There is a way to motivate such formulas but not completely get rid of trial and error. For the following I am indebted to "Calendrical Calculation" by Dershowitz and Reingold.

It turns out that the leap year structure of several other calendars, among them the Islamic, also has can be characterized by conditions of the form $(by + c) \bmod l < b$. It turns out that this can be explained if one assumes they have adopted a common method for distributing the leap years as evenly as possible.

Assume we want to have $l$ leap-years among the years $1,2,\ldots n$. (Where $n \geq l$.) One way of accomplishing this is to say that year $y$ is a leap-year if and only if there exists an integer $k$ such that $y-1 < k \frac{n}{l} \leq y$. We can imagine marking out the multiples of $\frac{n}{l}$ on the number line and then our condition means that $y$ is the first integer after one of these multiples.

We can rewrite the condition we impose as $k\frac{n}{l} \leq y < k\frac{n}{l}+1$ which in turn is equivalent to $$ kn \leq yl < kn +l.$$ This is true for some integer $k$ if and only if $ (yl \bmod n) < l$.

Now you might object that this does not give the right answer and you would of course be correct.
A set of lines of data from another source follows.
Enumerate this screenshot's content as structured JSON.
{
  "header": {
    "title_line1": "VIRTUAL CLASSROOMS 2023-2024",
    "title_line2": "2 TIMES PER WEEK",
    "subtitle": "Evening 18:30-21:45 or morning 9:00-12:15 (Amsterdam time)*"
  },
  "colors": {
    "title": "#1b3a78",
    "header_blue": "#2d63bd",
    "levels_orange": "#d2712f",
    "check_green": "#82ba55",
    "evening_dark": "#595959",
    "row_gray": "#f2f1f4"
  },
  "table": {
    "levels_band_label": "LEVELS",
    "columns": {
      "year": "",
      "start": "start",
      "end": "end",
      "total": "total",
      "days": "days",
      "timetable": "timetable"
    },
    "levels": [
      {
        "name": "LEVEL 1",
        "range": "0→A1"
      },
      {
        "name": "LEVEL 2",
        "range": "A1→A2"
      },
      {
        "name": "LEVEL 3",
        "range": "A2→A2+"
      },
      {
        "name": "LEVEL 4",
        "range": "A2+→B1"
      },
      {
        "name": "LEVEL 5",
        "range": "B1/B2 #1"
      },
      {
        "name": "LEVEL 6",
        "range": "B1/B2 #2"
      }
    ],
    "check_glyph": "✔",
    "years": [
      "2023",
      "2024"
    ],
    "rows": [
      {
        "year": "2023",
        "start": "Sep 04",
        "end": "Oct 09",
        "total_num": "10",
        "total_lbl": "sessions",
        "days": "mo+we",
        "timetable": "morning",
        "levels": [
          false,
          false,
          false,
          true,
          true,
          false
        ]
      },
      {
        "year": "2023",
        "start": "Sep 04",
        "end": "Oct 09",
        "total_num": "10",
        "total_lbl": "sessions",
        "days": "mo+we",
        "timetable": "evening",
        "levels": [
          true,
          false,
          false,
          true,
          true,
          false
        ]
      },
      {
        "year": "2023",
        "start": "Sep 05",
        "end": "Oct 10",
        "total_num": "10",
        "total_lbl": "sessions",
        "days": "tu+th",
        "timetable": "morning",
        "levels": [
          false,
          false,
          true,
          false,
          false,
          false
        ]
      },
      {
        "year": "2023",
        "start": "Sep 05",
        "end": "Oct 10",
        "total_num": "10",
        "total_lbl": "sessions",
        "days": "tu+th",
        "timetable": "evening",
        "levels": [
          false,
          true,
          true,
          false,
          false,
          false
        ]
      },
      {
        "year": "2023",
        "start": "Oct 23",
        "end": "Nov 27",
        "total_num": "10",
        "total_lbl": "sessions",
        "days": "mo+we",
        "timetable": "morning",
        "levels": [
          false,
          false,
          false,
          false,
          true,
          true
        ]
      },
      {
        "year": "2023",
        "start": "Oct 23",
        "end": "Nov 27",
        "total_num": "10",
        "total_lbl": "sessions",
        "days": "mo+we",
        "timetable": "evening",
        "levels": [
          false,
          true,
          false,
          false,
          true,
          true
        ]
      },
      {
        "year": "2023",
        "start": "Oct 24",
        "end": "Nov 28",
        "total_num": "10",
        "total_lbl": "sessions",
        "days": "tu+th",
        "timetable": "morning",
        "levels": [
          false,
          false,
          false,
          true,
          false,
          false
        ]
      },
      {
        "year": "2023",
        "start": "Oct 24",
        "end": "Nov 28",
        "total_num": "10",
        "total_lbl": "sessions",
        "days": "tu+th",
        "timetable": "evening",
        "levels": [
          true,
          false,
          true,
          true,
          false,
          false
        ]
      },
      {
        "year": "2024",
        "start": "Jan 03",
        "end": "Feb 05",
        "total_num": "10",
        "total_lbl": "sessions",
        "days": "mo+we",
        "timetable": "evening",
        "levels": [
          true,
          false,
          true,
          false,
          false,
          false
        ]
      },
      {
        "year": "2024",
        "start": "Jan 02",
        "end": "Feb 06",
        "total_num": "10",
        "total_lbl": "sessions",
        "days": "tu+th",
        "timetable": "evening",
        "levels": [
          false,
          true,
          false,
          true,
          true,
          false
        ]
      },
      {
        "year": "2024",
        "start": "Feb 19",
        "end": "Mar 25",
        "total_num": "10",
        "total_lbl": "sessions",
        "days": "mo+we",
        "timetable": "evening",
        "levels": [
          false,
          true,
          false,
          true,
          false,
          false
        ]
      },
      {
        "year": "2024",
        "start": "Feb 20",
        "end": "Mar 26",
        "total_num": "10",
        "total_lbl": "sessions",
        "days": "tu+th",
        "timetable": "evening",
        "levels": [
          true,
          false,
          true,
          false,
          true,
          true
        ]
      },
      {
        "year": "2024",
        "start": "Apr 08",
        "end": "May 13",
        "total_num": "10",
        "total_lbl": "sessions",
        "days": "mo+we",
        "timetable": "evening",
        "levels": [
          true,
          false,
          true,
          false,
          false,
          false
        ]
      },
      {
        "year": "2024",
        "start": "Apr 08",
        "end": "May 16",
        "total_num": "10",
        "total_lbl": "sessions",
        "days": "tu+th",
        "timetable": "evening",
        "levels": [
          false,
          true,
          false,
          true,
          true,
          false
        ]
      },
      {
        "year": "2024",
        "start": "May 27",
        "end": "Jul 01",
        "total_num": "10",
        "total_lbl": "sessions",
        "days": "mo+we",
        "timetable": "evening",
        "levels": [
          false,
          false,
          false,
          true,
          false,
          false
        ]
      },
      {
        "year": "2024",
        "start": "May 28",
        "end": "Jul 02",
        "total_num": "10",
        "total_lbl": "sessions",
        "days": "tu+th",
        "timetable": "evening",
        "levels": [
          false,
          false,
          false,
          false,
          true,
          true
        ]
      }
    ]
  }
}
However this can be remedied. There is nothing that forces us to start the cycle at year $1$ of the calendar. If we instead start the cycle at year $a$ our formula becomes $$ ((y-a+1)l \bmod n) < l.$$

Setting $l= 7, $n=19 and $a=9$ we reproduce the right formula after simplification. (The trial and error part is now really only in finding $a$.)